A Few Other Examples
Trisomy, especially the examples listed above, is the most common form of aneuploidy, but some other, less common examples are listed below.
- Monosomy – This describes the lack of a chromosome. This can be complete or partial. Monosomy can occur in the sex chromosomes (X/Y), causing Turner syndrome.
- Disomy – Disomy describes the being of two copies of a chromosome. For humans, a pair of chromosomes, or disomy, is normal. For other organisms that have three or more copies (or more) a pair of chromosomes would be considered an aneuploidy.
- Tetrasomy/Pentasomy – Tetrasomy is the presence of 4 copies of a chromosome, while a pentasomy is the presence of 5 copies of a chromosome. This is often seen with the 23rd chromosome – the sex chromosome.

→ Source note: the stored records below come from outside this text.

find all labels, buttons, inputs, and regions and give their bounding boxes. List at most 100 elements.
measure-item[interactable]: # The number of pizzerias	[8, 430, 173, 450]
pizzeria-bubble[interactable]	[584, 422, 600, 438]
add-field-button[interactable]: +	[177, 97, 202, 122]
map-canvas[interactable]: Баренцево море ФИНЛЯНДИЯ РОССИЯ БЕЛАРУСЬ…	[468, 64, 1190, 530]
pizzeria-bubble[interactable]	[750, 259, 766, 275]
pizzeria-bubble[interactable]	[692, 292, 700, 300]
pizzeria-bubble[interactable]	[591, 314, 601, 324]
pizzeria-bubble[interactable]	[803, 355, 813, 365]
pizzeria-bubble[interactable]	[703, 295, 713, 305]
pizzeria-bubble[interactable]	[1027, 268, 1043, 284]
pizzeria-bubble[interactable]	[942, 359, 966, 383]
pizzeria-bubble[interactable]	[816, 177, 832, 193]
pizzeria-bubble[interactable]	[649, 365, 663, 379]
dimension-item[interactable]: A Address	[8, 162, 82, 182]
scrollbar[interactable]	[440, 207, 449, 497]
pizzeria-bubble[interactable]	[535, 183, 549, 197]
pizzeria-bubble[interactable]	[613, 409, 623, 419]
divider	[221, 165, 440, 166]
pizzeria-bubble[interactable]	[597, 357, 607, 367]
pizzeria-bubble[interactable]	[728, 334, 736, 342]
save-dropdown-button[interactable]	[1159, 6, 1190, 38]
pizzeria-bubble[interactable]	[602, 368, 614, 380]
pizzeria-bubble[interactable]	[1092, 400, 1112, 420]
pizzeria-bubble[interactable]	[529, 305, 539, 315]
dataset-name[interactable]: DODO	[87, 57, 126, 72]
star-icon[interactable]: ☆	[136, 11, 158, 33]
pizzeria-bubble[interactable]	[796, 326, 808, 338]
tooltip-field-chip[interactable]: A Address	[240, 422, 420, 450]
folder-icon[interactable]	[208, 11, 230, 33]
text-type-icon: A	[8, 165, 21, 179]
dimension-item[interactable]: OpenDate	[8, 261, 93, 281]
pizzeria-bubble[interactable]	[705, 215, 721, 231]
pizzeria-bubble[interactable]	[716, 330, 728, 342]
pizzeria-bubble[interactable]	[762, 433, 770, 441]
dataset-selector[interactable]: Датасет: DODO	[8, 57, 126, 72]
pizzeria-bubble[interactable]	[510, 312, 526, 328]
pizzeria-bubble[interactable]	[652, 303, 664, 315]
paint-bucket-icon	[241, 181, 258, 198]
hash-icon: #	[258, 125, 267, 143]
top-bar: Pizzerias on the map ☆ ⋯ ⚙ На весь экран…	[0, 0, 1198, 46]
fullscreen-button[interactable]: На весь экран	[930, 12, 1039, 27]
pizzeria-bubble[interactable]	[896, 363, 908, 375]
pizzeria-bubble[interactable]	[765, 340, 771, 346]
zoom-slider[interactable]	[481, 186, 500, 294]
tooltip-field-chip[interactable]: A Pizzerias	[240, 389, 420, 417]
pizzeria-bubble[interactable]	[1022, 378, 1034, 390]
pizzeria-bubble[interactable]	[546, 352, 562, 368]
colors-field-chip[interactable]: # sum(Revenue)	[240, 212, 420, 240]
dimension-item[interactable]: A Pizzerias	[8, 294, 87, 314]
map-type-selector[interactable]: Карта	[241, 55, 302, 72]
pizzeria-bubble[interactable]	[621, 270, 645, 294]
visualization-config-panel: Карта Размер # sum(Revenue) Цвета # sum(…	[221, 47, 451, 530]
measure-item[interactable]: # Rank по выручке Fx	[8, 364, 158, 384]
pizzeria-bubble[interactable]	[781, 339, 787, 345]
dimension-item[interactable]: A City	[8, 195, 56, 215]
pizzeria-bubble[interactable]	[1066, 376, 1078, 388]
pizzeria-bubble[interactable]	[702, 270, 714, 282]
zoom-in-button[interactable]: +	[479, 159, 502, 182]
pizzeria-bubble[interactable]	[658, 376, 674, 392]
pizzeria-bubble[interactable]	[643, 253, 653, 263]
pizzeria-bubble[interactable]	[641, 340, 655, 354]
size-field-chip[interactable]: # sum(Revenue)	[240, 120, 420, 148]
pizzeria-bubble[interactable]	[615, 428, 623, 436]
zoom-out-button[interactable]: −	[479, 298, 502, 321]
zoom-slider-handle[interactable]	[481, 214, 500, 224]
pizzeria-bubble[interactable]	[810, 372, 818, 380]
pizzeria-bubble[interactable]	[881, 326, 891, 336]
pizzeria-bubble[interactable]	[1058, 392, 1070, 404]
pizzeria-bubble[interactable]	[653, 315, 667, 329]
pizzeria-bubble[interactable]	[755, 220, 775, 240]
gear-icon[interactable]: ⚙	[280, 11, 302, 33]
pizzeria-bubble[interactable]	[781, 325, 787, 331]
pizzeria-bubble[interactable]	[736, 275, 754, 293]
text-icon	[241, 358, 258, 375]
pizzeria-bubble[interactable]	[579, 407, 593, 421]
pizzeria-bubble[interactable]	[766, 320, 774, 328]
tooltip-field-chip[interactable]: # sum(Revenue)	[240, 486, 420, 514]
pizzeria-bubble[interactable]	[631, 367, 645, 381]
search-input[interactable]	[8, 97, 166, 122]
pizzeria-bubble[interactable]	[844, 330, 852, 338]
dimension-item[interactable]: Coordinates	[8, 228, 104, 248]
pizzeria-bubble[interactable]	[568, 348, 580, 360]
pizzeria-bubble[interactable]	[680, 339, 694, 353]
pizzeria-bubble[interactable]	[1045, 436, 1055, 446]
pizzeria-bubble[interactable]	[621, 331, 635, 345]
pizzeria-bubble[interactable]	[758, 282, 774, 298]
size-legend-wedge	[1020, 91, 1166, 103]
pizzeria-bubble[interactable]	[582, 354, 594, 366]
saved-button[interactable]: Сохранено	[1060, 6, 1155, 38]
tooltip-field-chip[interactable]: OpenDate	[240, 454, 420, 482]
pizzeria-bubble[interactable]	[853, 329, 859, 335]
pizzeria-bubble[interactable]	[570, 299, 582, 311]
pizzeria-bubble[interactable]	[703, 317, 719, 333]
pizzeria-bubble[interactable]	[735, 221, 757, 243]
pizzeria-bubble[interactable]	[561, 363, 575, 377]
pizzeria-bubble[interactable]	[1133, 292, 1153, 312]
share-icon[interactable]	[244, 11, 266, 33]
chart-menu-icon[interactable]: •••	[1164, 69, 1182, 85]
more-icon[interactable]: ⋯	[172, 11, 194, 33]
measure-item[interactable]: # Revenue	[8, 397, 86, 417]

Aneuploidy occurs during during gamete production if a gamete is missing a chromosome or has an extra one. In most cases, a fertilized egg that suffer aneuploidy aborts in the early stages, resulting in a miscarriage. However, that's not always the case. In some specific cases, such as Down Syndrome, Patae Syndrome, and Edwards Syndrome, a fetus can develop enough to survive and be born. While it is possible for children with these disorders to have few neurological or physical disorders, the expected outcome is both neurological and physical defects. Typically, children born with aneuploidy require extra care and attention, often for the duration of their lives.